LAHORE: The federal government is considering a blanket ban on new imported fuel-based power projects, said Pakistan Electric Power Company (Pepco) sources.
The imported fuels are earmarked as RLNG and coal and the policymakers are intended to facilitate and expedite maximum production at Thar to bring down the per ton cost of indigenous lignite and resultant power tariff from Rs 10 per unit to Rs 5 per unit in subsequent phases, the sources added.
At present, the energy mix is to be based on hydel, local coal, nuclear, solar and wind and LNG being used inefficiently in domestic market.

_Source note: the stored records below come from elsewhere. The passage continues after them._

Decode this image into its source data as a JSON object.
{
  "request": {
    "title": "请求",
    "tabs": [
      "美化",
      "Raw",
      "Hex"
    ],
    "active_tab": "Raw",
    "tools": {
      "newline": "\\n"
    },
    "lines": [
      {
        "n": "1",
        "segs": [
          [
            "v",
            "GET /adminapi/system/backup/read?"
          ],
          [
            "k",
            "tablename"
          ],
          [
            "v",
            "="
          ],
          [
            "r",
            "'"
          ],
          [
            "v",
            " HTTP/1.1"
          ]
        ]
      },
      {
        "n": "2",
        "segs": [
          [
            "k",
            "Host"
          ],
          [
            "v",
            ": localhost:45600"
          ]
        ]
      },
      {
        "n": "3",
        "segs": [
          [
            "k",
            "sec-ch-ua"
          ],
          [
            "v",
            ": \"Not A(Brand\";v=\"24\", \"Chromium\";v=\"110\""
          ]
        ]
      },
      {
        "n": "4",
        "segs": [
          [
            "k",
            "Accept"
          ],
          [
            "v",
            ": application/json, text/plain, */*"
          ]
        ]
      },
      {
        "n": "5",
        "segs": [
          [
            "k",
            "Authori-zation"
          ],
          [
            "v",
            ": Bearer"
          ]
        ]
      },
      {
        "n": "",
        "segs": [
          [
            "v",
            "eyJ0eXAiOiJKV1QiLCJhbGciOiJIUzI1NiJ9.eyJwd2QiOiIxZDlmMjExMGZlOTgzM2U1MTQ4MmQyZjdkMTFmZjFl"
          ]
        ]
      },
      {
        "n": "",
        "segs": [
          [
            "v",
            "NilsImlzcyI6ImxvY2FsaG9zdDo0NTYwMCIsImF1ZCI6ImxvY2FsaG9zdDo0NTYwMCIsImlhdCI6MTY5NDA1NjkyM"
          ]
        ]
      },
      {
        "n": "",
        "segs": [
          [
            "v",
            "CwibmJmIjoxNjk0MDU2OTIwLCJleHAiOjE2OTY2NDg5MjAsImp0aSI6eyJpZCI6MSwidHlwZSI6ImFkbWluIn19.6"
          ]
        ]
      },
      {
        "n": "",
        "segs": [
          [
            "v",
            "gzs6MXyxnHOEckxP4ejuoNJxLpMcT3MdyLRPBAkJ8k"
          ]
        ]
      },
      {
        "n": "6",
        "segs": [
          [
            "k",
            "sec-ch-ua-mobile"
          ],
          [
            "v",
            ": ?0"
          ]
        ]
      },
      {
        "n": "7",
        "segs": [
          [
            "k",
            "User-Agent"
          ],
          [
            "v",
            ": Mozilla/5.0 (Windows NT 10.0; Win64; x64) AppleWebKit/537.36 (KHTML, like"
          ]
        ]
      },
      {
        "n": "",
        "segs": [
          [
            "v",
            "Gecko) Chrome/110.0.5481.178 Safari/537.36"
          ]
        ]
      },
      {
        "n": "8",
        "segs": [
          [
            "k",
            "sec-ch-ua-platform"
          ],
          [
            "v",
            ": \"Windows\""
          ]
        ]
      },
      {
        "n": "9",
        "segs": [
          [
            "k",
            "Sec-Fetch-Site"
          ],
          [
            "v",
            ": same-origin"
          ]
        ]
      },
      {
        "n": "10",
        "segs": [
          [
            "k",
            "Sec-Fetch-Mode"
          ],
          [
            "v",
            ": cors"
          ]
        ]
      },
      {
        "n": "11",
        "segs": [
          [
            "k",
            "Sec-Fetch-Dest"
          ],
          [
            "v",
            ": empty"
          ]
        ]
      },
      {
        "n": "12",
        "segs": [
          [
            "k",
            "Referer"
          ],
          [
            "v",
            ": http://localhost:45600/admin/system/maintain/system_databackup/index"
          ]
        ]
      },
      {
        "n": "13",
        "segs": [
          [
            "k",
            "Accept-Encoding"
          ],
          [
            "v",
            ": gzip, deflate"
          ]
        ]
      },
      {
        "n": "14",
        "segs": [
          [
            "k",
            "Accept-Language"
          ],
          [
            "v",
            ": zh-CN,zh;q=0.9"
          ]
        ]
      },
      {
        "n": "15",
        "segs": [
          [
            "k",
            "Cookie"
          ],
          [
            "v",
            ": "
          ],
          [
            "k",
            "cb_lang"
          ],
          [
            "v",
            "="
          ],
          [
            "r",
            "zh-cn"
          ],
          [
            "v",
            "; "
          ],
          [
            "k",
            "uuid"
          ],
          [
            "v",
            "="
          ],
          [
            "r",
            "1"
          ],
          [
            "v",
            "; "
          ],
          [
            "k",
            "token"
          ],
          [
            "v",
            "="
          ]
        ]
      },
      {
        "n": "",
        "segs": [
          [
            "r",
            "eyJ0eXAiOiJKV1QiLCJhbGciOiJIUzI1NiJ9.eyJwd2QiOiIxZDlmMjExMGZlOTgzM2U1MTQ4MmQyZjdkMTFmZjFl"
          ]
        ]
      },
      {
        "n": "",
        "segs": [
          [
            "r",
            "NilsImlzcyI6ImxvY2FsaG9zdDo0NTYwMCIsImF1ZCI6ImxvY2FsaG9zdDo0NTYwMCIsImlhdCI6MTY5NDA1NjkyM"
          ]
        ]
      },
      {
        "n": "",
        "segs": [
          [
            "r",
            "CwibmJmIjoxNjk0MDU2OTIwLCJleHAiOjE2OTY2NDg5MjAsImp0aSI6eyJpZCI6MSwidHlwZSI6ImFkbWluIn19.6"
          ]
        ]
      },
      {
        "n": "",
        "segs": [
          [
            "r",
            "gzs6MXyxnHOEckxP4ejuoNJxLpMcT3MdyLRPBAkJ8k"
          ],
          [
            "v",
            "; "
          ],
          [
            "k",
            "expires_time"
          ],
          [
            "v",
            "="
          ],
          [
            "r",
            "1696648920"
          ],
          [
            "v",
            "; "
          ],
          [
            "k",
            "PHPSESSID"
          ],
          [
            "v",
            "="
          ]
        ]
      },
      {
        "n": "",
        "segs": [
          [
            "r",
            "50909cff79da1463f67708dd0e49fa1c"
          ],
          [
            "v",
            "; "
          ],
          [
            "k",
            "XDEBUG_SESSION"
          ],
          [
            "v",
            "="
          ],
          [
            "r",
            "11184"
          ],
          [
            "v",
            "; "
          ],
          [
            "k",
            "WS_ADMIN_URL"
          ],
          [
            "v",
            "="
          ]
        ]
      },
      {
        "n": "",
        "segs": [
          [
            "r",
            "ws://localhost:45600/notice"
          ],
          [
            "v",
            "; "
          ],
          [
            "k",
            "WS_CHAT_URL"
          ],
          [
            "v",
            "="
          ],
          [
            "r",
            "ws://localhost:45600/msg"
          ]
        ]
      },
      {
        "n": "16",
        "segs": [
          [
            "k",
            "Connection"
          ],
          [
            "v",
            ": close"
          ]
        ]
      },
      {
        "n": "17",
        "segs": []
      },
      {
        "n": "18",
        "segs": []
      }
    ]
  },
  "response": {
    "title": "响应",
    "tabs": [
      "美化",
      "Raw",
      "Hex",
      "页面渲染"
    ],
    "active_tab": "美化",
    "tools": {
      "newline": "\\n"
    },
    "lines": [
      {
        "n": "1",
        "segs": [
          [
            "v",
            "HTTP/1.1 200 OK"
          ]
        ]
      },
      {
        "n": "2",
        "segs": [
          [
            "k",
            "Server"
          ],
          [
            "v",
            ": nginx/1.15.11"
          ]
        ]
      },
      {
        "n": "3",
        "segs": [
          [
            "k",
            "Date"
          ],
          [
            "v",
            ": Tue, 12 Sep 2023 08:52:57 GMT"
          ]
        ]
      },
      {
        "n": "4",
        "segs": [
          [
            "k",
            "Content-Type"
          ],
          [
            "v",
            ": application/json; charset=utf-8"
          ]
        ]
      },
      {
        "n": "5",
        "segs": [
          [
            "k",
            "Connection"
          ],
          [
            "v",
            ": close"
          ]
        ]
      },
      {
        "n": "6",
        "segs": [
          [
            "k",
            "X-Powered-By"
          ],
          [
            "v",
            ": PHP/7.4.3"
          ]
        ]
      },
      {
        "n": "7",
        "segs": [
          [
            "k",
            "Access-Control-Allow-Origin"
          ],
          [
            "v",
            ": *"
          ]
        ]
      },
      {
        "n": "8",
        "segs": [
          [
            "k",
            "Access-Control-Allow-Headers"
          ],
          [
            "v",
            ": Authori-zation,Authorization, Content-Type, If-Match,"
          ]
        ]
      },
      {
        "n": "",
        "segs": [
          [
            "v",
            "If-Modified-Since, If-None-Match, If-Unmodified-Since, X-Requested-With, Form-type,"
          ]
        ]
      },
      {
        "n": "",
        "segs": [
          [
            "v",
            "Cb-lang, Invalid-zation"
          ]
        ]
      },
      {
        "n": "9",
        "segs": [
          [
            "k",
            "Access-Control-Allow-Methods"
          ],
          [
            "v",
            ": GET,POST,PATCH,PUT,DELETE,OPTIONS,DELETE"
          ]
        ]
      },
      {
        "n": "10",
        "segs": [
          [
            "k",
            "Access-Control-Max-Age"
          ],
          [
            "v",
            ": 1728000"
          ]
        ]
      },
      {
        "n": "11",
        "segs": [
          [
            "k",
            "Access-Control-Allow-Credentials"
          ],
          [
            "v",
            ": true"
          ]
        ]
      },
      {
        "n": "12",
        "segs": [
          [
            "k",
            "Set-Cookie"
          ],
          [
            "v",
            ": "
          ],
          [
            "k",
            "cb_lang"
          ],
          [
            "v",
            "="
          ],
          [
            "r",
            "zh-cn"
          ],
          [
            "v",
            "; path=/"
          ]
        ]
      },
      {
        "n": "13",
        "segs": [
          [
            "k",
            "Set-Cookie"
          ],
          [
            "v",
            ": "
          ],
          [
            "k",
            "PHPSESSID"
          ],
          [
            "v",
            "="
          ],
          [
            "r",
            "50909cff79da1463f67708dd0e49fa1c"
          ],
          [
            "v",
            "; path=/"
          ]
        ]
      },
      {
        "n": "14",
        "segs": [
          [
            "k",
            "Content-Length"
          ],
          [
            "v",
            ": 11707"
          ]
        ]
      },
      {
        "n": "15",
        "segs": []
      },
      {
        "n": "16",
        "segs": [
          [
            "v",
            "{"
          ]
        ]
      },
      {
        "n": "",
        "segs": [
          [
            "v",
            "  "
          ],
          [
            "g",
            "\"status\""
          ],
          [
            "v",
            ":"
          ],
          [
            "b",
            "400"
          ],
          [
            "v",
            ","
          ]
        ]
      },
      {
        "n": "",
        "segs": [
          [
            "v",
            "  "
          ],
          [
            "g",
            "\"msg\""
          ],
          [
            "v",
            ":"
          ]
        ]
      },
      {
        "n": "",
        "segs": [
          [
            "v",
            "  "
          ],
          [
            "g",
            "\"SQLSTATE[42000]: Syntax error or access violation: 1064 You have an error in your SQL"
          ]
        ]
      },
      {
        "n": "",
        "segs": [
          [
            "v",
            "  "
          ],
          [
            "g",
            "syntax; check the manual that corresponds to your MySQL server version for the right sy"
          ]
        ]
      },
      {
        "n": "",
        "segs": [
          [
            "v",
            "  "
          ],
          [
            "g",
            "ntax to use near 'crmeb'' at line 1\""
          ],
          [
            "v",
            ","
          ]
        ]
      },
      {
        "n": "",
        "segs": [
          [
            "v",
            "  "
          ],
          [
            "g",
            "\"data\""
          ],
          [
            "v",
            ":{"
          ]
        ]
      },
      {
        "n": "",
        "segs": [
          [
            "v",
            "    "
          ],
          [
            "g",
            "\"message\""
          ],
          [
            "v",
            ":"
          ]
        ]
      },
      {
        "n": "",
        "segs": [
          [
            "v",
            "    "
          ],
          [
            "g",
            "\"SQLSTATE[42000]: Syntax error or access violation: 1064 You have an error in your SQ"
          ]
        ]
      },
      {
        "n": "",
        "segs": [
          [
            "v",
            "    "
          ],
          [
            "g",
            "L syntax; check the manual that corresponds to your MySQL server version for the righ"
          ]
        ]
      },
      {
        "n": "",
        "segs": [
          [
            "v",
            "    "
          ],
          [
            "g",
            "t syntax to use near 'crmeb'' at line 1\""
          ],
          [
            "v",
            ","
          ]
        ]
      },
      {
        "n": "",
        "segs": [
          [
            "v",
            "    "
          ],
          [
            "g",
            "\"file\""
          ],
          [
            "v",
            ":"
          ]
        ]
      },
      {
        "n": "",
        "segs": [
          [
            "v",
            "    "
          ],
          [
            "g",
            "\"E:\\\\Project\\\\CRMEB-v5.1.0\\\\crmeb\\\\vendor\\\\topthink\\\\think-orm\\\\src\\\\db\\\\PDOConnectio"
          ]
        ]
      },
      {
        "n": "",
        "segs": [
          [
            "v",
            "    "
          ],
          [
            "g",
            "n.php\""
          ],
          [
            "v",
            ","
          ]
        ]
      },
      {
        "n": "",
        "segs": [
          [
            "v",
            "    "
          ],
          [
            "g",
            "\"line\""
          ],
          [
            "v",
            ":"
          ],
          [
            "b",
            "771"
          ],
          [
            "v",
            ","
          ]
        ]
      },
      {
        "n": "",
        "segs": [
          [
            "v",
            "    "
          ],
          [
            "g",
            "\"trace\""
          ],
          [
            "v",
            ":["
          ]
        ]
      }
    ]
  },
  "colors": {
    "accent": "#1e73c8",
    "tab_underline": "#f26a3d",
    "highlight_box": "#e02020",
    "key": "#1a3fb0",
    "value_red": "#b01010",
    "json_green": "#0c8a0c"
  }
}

Also, they said, the government is considering seriously of decentralization of power from centre to provinces. The Boards of Directors and managements of individual companies would be handed over to the provinces under an incentive-and-performance-based public-private partnership (PPP) model.
Sources have further pointed out that the federal government is also considering to convert the power purchase agreement of Hubco's 1200MW old plant set up before 1994 power policy into a 300-600 million imperial gallons per day (MIGD) water purchase agreement with the Karachi Water and Sewerage Board, backstopped by government guarantee as an exception to the rule given its pioneer status at an indicative tariff of 50 paisa per gallon.
Also, all government-owned power generation companies, not earmarked for retirement, would be auctioned for operation and management contracts to private sector under an improvement-sharing payment structure.
They said there is a little success towards management contracts for turnaround of state-owned entities (SOEs), which ultimate has left the government with no option but to initiate privatisation of the power sector. Therefore, the added, the government is considering of exempting all energy sector investments from the scope of the National Accountability Bureau (NAB).
Under the plan, all power transmission projects would be financed under the public-private partnership mode under open access policy with funding from yield co investors on the pattern of shared telecom tower infrastructure business model.
So far as circular debt is concerned, they said, the primary payment commitments would be transferred from Central Power Purchasing Agency-Guarantee (CPPA-G) to various other private sector parties on a power commodity exchange within the next 18-24 months and the federal government would be responsible for only backstopping the "residual" capacity payment obligation subsequently.
Sources have further pointed out that the reconciled net outstanding circular debt amount is planned to be settled through a 10-year Government of Pakistan Sukuk that the final intended recipients may choose to also monetize on the stock exchange. The key principle is not to recover the added cost of previous inefficiencies from paying customers in the tariff.